"I don't think it's any big secret that credit unions face a number of different financial issues and, as a result, we have been fielding more inquiries from credit unions who want to talk about selling their portfolios," said Willie Koo, CEO of Asset Exchange, a credit union card consultancy and brokerage owned by Fidelity National Information Services. "But we also have to tell them that now is not the best time to sell their portfolios. And we have seen a number of attempted sales fail to close."
One recent example of a sale nudged along by the bottom line came to light last week when the $1.8 billion Kern Schools Federal Credit Union revealed it sold its nearly $102 million card portfolio to FIA Card Services, a subsidiary of Bank of America. The credit union did not issue a press release announcing the February sale, and neither the credit union nor the firm that allegedly brokered the deal, Kessler Financial Services, have responded to calls requesting comment.
The terms of the sale and whether or not Bank of America offered any premium for the portfolio were not disclosed. The credit union expects to convert by September its roughly 38,000 accounts to a Bank of America-issued card that will carry the credit union's name and logo, according to an article in a local media outlet, The Bakersfield Californian.
The paper reported as well that the credit union's members will move from fixed-rate to variable-rate cards because of the deal.
According to the CU's disclosures, Kern members will face a default annual percentage rate of 19.99% if the cardholders' payments arrives after 5:00 P.M. on the day it is due or if they go over limit on their cards more than twice in a 12-month period. The CU did not comment on whether this was a change from its previous policy.
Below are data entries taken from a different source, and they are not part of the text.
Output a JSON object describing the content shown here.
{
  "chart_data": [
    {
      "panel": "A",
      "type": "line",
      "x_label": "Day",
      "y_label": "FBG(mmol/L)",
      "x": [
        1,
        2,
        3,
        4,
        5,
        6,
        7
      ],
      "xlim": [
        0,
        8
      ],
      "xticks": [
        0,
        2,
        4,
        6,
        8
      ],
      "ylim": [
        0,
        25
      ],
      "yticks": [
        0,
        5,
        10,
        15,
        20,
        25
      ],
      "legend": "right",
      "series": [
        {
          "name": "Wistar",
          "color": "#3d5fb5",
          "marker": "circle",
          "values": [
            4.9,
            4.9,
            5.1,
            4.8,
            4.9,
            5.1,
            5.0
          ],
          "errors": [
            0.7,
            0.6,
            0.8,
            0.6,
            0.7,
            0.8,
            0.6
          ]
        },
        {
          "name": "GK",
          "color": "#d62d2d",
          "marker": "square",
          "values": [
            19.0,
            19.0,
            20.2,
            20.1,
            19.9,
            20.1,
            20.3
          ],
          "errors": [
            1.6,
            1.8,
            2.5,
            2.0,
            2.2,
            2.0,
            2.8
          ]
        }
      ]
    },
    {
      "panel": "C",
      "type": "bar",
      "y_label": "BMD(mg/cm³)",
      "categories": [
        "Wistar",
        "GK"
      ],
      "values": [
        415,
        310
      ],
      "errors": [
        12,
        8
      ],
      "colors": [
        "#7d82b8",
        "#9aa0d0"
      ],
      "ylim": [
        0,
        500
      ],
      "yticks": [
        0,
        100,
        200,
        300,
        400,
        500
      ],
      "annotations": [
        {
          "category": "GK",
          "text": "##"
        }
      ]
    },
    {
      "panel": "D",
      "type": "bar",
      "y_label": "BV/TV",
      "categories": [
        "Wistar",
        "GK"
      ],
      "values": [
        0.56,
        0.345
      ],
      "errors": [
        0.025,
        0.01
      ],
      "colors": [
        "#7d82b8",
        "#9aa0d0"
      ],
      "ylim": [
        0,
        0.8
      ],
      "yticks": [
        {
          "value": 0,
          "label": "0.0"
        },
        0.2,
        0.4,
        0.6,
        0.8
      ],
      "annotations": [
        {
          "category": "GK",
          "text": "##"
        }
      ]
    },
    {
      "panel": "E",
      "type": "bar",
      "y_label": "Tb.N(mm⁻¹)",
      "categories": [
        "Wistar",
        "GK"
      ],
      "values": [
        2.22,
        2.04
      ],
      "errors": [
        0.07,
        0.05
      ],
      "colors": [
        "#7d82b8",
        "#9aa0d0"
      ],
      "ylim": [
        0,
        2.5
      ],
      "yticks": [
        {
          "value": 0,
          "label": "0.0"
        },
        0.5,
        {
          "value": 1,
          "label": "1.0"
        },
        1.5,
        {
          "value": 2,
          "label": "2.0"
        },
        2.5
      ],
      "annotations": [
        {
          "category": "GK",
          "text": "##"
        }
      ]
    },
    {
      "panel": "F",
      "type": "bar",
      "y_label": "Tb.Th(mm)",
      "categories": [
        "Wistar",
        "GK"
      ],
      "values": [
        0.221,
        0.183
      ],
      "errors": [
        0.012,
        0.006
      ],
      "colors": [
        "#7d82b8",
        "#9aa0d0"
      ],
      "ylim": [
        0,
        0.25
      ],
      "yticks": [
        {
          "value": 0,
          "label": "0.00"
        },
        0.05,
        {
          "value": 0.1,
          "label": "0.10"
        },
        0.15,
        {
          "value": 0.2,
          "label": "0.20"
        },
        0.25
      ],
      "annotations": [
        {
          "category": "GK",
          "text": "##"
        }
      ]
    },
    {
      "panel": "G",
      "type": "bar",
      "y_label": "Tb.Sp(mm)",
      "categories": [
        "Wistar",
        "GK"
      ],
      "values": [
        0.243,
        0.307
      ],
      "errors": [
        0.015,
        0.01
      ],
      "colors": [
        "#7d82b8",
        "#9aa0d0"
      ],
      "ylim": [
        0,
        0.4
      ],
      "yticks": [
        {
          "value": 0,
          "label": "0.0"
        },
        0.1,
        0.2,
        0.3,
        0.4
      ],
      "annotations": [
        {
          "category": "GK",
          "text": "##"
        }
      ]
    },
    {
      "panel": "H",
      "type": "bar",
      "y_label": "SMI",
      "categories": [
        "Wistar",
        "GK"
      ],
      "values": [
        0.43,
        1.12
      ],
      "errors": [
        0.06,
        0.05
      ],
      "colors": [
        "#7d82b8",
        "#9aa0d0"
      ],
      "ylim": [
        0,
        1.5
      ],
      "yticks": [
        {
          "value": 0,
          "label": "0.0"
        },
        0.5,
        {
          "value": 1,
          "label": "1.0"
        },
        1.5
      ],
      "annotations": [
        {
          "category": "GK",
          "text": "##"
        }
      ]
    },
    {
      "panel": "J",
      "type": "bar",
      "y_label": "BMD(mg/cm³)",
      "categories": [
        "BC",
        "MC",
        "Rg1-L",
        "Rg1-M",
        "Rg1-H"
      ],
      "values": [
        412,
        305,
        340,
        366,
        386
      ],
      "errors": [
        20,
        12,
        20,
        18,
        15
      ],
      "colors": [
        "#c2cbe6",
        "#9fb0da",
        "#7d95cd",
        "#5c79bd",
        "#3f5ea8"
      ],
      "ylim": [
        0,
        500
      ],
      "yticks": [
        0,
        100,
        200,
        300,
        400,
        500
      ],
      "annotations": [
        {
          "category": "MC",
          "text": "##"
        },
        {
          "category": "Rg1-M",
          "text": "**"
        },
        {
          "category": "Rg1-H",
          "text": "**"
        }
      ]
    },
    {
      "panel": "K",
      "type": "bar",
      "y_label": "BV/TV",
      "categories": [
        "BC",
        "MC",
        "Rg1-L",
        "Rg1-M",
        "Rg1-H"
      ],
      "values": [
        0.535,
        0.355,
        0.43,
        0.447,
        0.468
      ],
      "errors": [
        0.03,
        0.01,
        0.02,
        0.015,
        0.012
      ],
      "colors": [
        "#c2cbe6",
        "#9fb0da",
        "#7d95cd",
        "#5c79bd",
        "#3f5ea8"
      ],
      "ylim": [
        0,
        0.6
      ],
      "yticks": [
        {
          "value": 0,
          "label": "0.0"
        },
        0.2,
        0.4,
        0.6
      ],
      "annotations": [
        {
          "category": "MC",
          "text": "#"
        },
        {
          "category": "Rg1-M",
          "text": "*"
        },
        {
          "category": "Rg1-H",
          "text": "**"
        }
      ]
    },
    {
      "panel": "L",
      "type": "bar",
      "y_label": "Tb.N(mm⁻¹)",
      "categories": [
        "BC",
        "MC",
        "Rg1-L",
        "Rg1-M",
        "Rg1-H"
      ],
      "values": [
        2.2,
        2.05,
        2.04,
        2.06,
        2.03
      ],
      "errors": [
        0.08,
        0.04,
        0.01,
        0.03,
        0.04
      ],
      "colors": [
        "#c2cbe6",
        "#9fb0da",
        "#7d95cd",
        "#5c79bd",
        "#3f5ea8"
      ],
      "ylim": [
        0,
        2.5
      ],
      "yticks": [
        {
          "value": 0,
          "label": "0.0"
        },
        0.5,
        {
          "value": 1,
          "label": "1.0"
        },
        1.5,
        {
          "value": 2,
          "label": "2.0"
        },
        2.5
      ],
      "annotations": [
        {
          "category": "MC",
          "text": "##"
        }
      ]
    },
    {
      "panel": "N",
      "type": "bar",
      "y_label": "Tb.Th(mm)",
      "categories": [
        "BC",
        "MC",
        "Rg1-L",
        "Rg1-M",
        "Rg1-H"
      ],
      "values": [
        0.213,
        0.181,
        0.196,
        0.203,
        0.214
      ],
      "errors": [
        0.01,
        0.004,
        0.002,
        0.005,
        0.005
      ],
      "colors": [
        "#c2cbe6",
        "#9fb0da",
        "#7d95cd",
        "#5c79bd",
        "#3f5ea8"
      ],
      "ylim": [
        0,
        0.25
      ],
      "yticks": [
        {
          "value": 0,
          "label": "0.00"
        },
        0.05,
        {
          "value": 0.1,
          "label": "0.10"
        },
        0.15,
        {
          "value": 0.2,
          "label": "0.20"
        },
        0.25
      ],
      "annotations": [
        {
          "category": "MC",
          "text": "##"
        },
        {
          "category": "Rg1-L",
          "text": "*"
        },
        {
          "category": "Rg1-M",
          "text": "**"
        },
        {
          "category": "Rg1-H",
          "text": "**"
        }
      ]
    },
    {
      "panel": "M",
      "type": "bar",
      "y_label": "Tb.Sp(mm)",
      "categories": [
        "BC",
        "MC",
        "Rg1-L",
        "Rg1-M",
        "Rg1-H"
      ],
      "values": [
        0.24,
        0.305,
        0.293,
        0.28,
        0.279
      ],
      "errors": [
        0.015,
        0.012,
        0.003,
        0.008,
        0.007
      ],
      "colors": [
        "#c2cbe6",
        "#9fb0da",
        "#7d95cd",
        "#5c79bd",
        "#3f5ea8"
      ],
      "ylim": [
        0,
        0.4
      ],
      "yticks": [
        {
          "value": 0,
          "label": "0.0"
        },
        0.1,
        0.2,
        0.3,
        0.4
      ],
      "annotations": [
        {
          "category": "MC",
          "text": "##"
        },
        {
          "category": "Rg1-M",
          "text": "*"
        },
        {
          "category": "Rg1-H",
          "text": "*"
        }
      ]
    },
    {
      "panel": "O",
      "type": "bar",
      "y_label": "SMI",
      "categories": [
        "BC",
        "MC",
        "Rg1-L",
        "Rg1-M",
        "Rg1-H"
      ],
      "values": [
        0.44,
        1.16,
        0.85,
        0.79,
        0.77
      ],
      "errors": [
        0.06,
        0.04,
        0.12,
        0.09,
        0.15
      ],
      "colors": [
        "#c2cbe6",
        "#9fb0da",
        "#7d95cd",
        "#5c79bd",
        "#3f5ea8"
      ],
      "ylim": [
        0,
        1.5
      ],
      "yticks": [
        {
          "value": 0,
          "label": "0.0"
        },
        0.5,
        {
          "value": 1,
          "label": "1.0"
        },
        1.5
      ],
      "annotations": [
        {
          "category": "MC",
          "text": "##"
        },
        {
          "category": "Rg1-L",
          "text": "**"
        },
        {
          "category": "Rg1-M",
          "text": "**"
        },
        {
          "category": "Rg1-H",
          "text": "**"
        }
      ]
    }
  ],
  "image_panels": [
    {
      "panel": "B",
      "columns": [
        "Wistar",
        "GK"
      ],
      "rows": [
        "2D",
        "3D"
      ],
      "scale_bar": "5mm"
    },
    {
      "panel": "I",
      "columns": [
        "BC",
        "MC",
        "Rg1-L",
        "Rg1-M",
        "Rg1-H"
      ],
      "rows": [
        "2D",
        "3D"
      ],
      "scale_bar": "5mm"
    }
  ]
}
In addition, according to the disclosures regarding Kern Schools online credit card application, late fees will be $15 for balances of between zero and $100, $29 for balances between $101 and $250 and $39 for balances over $250. FIA also charges $39 for card balances exceeding the credit limit.
When contacted about the purchase, a spokesman for Bank of America said the bank focused on creating smooth transition for the Kern Schools members and offering them a competitive credit card product.
Asset Exchange CEO Koo concluded that many of the credit unions looking at selling their card portfolios were doing so because of financial pressures and would not have been considering a sale otherwise, and he noted that relatively few are going through with the sales for a couple of reasons.
First, compared to two or three years ago, the premiums for credit union card portfolios have dropped sharply, according to Koo and other CU card brokers. Second, credit card portfolio buyers have become a lot pickier about the cards they purchase and a credit union selling its card portfolio could find itself holding a significant number of its most troubled accounts. Third, Koo reported, buyers have been doing a lot more due diligence about their credit union partners.
"If you are a card portfolio buyer who is interested in it, not just as an asset but as something which you are going to grow over time, you are very interested in whether or not the credit union is going to be around," Koo noted. "Not just whether it's a candidate for regulatory action but whether it might be a merger candidate, too."
Koo said that Asset Exchange had seen several deals fail to close relatively late in the process after the buyers walked away out of concern that the credit unions might not be around as an independent entity for the next five years.
Robert Hackney, president of Card Services for Credit Unions, said that he has been hearing a lot more about money from some of his member credit unions as well.
"I have heard from several that the money is a lot more important now than it has been before," Hackney said. "It's all about the money."
According to Kern's 5300 call report from December of last year, the last quarter it owned the card portfolio, it had more than 38,000 cards worth almost $102 million in outstanding balances with an overall delinquency rate of 2.25%. But the credit union's June 2009 data also showed Kern Schools running in the red by more than $30 million for the year, including the NCUSIF stabilization expenses.
Hackney argued that even during these hard economic times, credit cards on average remained the best performing asset for card-issuing credit unions. The credit unions selling now were selling a long-term asset to deal with an immediate crisis, as well as an asset their members depended upon.
Hackney pointed out that, if anything, a credit card could be more important to a credit union's members in the current economy than other times. "If a credit union sells its portfolio to a bank that saddles its card-holding members with onerous fees or cuts their credit lines without warning, they're going to remember that."